To solve PDEs with deep learning models we simply add a "soft constraint" into the model loss which is some norm of the PDE residual. This method is typically called Physics-Informed Neural Networks (PINNs).
Technical Details of using ESN to solve PDE
- Since the loss involves the PDE term it is not possible to optimize W with simple methods like least squares. This means we need to use gradient-based methods, which lose some of the efficiency gains of typical ESN workflows. In particular we need to re-compute the reservoir dynamics on every iteration of the gradient-based optimization as we need the autodiff system to trace through the reservoir so that it can compute the partial derivatives that define the PDE.
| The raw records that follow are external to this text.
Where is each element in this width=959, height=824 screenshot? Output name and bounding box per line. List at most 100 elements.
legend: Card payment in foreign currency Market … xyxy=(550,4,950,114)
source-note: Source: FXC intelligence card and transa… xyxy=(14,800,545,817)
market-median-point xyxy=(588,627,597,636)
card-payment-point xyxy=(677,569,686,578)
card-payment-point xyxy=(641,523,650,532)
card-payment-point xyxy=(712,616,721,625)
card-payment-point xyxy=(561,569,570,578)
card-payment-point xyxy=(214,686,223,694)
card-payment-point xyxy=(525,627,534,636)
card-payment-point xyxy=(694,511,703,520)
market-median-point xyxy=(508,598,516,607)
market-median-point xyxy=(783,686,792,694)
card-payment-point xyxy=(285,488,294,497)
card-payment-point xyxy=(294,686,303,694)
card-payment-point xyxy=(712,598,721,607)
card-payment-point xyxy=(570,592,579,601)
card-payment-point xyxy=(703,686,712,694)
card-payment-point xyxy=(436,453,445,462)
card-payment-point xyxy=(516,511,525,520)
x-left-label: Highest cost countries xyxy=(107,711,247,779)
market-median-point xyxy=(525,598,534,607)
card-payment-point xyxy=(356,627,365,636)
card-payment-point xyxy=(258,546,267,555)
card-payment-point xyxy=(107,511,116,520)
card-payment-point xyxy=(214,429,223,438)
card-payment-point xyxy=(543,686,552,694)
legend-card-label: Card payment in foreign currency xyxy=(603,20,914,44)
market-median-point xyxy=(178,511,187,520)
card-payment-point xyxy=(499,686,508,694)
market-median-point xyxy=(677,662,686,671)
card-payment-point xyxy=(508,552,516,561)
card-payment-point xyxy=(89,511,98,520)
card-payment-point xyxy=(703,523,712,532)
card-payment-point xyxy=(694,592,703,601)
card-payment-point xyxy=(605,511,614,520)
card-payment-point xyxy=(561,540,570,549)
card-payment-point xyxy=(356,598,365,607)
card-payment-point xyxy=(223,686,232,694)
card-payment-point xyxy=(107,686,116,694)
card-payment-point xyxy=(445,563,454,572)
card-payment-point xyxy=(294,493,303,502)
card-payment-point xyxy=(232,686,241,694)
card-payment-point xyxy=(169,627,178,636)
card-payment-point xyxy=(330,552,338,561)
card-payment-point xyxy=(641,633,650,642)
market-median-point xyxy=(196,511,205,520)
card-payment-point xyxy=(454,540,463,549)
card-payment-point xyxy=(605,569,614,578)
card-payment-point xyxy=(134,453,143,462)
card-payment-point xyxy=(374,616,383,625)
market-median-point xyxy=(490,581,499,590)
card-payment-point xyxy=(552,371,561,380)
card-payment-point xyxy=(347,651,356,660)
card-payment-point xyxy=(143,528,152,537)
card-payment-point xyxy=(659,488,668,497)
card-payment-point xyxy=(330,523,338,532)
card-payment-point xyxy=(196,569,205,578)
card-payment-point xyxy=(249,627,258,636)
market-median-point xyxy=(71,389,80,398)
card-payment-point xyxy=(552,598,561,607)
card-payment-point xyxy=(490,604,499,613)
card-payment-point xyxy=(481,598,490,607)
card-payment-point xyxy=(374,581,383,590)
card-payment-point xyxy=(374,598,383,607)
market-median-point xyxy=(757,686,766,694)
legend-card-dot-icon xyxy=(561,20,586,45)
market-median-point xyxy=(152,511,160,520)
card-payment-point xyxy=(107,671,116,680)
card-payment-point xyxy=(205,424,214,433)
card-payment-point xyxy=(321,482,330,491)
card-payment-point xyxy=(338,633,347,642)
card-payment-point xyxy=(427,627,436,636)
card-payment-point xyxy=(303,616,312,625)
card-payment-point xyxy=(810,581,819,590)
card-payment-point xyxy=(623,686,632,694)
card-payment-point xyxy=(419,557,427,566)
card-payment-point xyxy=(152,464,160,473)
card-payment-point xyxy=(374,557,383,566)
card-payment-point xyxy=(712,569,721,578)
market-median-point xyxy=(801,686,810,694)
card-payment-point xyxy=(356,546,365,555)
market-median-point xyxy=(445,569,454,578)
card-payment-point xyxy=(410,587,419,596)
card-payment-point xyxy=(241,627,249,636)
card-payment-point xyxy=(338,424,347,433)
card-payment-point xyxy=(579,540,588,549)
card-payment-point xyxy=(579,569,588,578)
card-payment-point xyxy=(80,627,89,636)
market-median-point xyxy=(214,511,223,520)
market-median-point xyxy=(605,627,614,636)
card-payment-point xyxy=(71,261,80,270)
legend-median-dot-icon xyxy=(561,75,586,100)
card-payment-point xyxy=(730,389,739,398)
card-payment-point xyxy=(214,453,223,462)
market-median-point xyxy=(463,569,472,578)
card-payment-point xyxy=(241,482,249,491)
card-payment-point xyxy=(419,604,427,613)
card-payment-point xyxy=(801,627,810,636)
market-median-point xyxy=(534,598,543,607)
- Since ESN is a discrete time model we have to modify this example to be discrete time. In particular this means we have to estimate the partial derivative in time via finite differences.
Future or ToDo
- This example does not currently use any of the common and important techniques necessary to train an ESN well. For example see A Practical Guide to Appling Echo State Networks
- This example does not include loss terms to encourage the model to satisfy an initial condition or boundary condition as in the original example. This is simply for brevity, those terms can be added.
- The example splits the training data x(t) into subsequences x(1:N),x(N+1:N),.... In principle the N could be increased during training, and this may help fine-tune the model to be more accurate for longer time.
- This example does not use LBFGS to optimize the weights as in this example. It may be important to use LBFGS in PINN workflows according to literature.
- It may be possible to use the idea of CTESN to extend this to a continuous time model.